The leader of Afghanistan's interim government, Hamid Karzai, sent up to 1,000 additional troops to the region, which he called the "last main base" of al-Qaida and Taliban in Afghanistan.

He acknowledged, however, that there are areas where smaller groups are likely operating.

"We will fight terrorism until we are absolutely sure that they are not there to threaten anybody anywhere in the world," Karzai said.

On Saturday, Afghan fighters told The Associated Press that enemy forces had taken refuge in two caves and were running out of ammunition. However, al-Qaida had ringed the area with land mines, and heavy clouds and snow had made low-level, pinpoint bombing difficult.

Maj. Bryan Hilferty, the 10th Mountain Division spokesman, said some enemy fighters had been captured and were being interrogated, but he declined to say how many.

One captured Arab fighter claimed other Arabs, Tajiks and Uzbeks were still in the caves and that the tunnels had collapsed in the bombing, Afghan intelligence officials said on condition of anonymity.

U.S. troops arriving in Bagram said they had not expected to find so many Taliban and al-Qaida forces waiting for them when they moved into the rugged mountains of Paktia province on March 2.

The soldiers were unprepared for the subfreezing temperatures at 10,000 feet -- some said they hadn't even brought sleeping bags.

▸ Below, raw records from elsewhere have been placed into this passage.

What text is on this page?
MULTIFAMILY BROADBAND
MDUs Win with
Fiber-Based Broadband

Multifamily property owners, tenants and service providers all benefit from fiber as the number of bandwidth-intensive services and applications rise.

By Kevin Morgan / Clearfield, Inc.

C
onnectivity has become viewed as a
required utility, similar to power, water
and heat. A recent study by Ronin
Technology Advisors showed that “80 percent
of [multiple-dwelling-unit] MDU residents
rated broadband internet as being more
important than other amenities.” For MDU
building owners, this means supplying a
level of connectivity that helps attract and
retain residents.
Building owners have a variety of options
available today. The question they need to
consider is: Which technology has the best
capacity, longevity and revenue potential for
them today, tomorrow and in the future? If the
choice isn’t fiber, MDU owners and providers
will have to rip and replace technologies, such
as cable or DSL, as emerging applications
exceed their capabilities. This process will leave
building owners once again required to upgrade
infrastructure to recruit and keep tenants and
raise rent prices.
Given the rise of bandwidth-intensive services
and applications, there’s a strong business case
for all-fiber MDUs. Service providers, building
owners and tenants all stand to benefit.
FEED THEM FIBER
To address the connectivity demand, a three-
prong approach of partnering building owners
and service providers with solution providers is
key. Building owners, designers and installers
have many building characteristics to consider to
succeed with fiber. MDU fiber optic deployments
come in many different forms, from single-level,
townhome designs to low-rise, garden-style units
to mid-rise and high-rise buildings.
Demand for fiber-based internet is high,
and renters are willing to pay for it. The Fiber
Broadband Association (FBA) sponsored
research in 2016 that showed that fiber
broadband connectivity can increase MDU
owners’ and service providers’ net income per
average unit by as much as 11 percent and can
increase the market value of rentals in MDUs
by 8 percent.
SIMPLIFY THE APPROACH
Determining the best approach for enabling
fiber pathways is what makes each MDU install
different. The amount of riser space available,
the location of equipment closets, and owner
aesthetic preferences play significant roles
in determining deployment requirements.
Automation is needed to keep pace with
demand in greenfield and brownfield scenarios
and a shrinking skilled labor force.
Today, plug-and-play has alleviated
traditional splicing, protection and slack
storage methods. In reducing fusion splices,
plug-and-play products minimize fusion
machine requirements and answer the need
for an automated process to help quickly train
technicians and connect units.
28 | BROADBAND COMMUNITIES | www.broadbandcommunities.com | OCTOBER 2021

They spoke of staying awake at night and sleeping by day when it was warmer.

There were cases of hypothermia, they said, and drinking water froze in the cold.

Also Sunday, four men from the Zadran tribe, led by warlord Bacha Khan, were killed when gunmen opened fire Sunday in the eastern town of Khost, according to an Afghan official, Fazal Mir.

Bacha Khan is leading an Afghan militia fighting alongside U.S. troops.

Khost is on the southeastern end of the battle area and is close to the Pakistani border. The area, a hotbed of support for the Taliban and al-Qaida, has been the scene of several sporadic bombings and shootings since the U.S.-led operation began eight days ago.